0

Let's say we have two DAGs, each containing only one task:

  • DAG A : Task A (produces data, runs manually)
  • DAG B : Task B (consumes hourly data, runs hourly)

DAG B runs may fail because hourly data that Task B has to consume is not available yet (not produced by Task A yet). In that case, we should wait for DAG A to run again before retrying Task B.

How would you implement this logic ?

We could use the retries parameter for Task B in order to retry it let's say every hours to see if the hourly data is now available. But it's not optimal at all, as we know that if Task B failed once, it will always fail at least until DAG A runs again.

Finally, I would like to be able to retry a task, but only after a condition is met (here, when DAG A has run again).

qcha
  • 523
  • 1
  • 5
  • 19
  • 1
    have you considered Dag A triggering DagB? – Lucas M. Uriarte Oct 16 '22 at 09:43
  • DAG A do not trigger DAB B. But DAG B hourly runs should wait for DAG A runs with a more recent logical date (same if DAG B runs fail). Maybe we can setup the DAGs in a different way but I don't see how. – qcha Oct 16 '22 at 15:34
  • I have perfectly understood that DagB runs independently from DagA. My question is if you have consider that DagA triggers DagB when finished. In that case DagB will not fail because it will always have the data generated by DagA – Lucas M. Uriarte Oct 16 '22 at 18:25
  • In that case, if DagA runs at times t1 and t2, then DagA run at t2 should trigger all hourly DagB runs between t1 and t2. Do you know how to do that ? – qcha Oct 16 '22 at 18:59

2 Answers2

0

You could use the ExternalTaskSensor to check if DAG A has run before retrying Task B.

from airflow.sensors.external_task_sensor import ExternalTaskSensor

sensor = ExternalTaskSensor(
    task_id='wait_for_dag_a',
    external_dag_id='dag_a',
    external_task_id='task_a',
    dag=dag
)
Mohamed Elgazar
  • 778
  • 4
  • 9
  • No, because the ExternalTaskSensor waits for a different DAG or a task in a different DAG to complete for a specific logical date. In my case the execution date of the external date is unpredictable. – qcha Oct 16 '22 at 11:07
  • Also, how would you configure the Task B to run first the ExternalTaskSensor before retrying in case it fails ? – qcha Oct 16 '22 at 11:10
0

I think your current pipeline is just poorly desinged. If DAG B depends on data produced by DAG A, then DAG B should run on the same schedule as DAG A. Since DAG A has a manual schedule, then it would be wise to have DAG A trigger DAG B using TriggerDagRunOperator, for istance (check this thread for an example) - as suggested by @Lucas M. Uriarte.

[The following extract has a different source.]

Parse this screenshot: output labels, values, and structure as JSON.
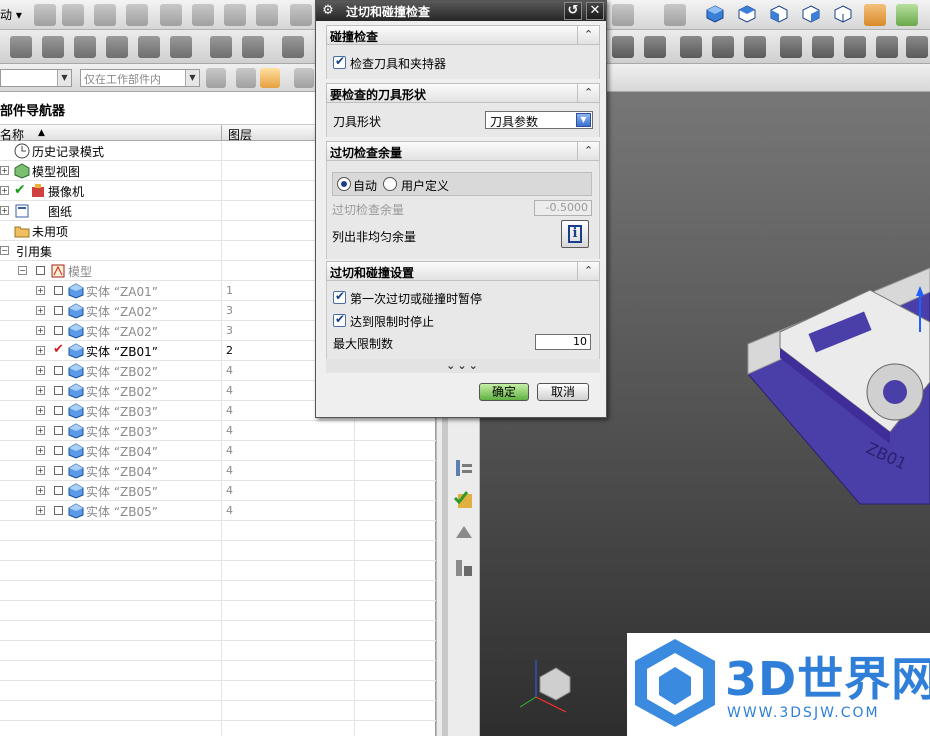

Nevertheless, if you truly wish to keep DAG B on a periodical schedule, then you could use a Sensor which will check for the latest execution time of DAG A, and succeed if the latest DAG A run meets a certain freshness condition:

from airflow.utils.db import provide_session
from airflow.models.dag import get_last_dagrun
from airflow.sensors.python import PythonSensor
from datetime.datetime import now
from datetime import timedelta

@provide_session
def dag_freshness(exec_date, session=None, **kwargs):
    dag_a_last_run = get_last_dagrun(dag_id, session)
    date = dag_a_last_run.execution_date
    return date - now() > timedelta(hours=1)

sensor = PythonSensor(
    task_id='wait_for_dag',
    python_callable=dag_freshness,
    op_kwargs='dag_id_of_dag_a',
    dag=dag
)

The above code is a just to relay the concept, I have not tested it.

As for using ExternalTaskSensor with DAGs that do not run on the same schedule, refer to this answer.